Codec Negotiation Example
Here’s an example of a valid video codec line in your SDP offer:
m=video 9 UDP/TLS/RTP/SAVPF 98 100 101
a=rtpmap:98 VP9/90000
a=rtpmap:100 VP8/90000
a=rtpmap:101 AV1/90000
To be accepted by Meet, the selected codec:
-
Must match the required payload type
-
Must support correct layering and resolution behavior
-
Cannot include proprietary extensions
Google also provides a great example in their docs.

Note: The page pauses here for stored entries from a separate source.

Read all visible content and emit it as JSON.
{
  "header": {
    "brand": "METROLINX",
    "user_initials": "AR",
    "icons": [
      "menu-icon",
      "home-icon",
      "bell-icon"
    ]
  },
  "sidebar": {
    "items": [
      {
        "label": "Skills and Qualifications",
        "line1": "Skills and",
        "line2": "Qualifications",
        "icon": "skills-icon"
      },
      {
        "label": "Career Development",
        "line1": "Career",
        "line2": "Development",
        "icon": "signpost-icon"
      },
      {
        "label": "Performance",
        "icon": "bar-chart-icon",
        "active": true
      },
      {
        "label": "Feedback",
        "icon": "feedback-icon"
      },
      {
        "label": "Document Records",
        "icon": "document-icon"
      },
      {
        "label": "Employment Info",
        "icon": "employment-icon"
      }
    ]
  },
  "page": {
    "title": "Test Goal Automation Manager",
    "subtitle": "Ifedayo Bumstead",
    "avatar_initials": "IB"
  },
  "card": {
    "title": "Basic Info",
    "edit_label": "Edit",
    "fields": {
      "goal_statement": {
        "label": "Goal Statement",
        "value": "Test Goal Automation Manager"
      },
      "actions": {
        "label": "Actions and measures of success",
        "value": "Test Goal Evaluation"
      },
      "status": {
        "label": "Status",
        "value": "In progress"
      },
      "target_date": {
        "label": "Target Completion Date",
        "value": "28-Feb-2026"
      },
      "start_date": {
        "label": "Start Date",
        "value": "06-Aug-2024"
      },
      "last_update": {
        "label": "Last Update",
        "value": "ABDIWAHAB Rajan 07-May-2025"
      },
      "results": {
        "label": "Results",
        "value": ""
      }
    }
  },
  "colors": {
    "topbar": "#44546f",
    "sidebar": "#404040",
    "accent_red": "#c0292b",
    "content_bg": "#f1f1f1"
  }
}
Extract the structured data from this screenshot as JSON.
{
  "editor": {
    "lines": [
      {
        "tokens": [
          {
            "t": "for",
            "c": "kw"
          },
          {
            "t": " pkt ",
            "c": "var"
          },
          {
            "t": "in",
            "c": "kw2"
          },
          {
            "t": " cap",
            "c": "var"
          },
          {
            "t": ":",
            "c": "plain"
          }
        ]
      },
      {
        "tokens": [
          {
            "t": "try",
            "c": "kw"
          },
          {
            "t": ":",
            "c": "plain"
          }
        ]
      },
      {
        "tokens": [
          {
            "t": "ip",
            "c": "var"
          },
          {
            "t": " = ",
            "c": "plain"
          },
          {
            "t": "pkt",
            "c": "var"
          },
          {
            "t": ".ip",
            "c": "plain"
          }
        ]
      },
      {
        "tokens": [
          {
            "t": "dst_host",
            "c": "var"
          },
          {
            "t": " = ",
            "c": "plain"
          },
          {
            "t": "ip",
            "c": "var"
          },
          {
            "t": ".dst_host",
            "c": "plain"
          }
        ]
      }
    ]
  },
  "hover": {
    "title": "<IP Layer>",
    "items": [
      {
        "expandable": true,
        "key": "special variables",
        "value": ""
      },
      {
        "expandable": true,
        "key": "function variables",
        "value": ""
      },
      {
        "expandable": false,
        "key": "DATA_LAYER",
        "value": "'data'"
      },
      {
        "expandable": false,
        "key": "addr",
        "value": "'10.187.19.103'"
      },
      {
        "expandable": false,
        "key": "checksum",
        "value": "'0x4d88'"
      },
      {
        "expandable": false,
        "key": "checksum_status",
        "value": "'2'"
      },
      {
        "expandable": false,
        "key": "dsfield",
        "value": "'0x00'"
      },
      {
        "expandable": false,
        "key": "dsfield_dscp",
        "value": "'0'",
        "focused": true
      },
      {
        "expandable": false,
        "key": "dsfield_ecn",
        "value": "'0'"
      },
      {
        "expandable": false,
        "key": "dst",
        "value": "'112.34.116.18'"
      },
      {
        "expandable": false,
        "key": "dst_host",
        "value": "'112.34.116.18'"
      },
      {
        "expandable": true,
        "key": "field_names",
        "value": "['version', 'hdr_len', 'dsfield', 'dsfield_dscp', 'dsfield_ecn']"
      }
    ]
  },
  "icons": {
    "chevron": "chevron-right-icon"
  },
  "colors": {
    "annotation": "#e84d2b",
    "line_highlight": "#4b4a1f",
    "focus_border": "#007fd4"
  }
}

WebRTC Stack Versioning (Best Practice)
Although not enforced, Google recommends:
-
Use the official libwebrtc implementation
-
Your version of libwebrtc should be ≤12 months behind current Chromium
Why? Google Meet evolves alongside Chromium WebRTC. If your stack diverges too much (e.g., using outdated SDP or ICE implementations), negotiation will break silently or cause degraded stream behavior. Google does ensure that when a new codec is released they will give notice 12 months before clients must support the new codec.
WebRTC Stack
The WebRTC stack consists of Session Description Protocol(SDP) negotiation, Interactive Connectivity Establishment (ICE) candidates, Datagram Transport Layer Security-Secure Real-time Transport Protocol (DTLS-SRTP), Real-time Transport Protocol (RTP) media streams. We highly encourage you to read up on these steps and look at sample code before building your own WebRTC stack.
Quick Glossary
SDP (Session Description Protocol)
- A text-based format that describes what each side supports (like video codecs, audio options, and encryption). Used to set up the rules of the media connection.
ICE (Interactive Connectivity Establishment)
- A process for figuring out how two computers can connect through the internet, even across NATs or firewalls. It tries different IP addresses and routes to find one that works.
DTLS-SRTP (Datagram Transport Layer Security-Secure Real-time Transport Protocol)
-
A two-part system for securing media:
-
DTLS: Sets up encryption keys
-
SRTP: Uses those keys to encrypt video/audio streams
-
RTP (Real-time Transport Protocol)
- The protocol that actually sends the audio and video. It's fast, works in real time, and supports things like timestamps and speaker IDs.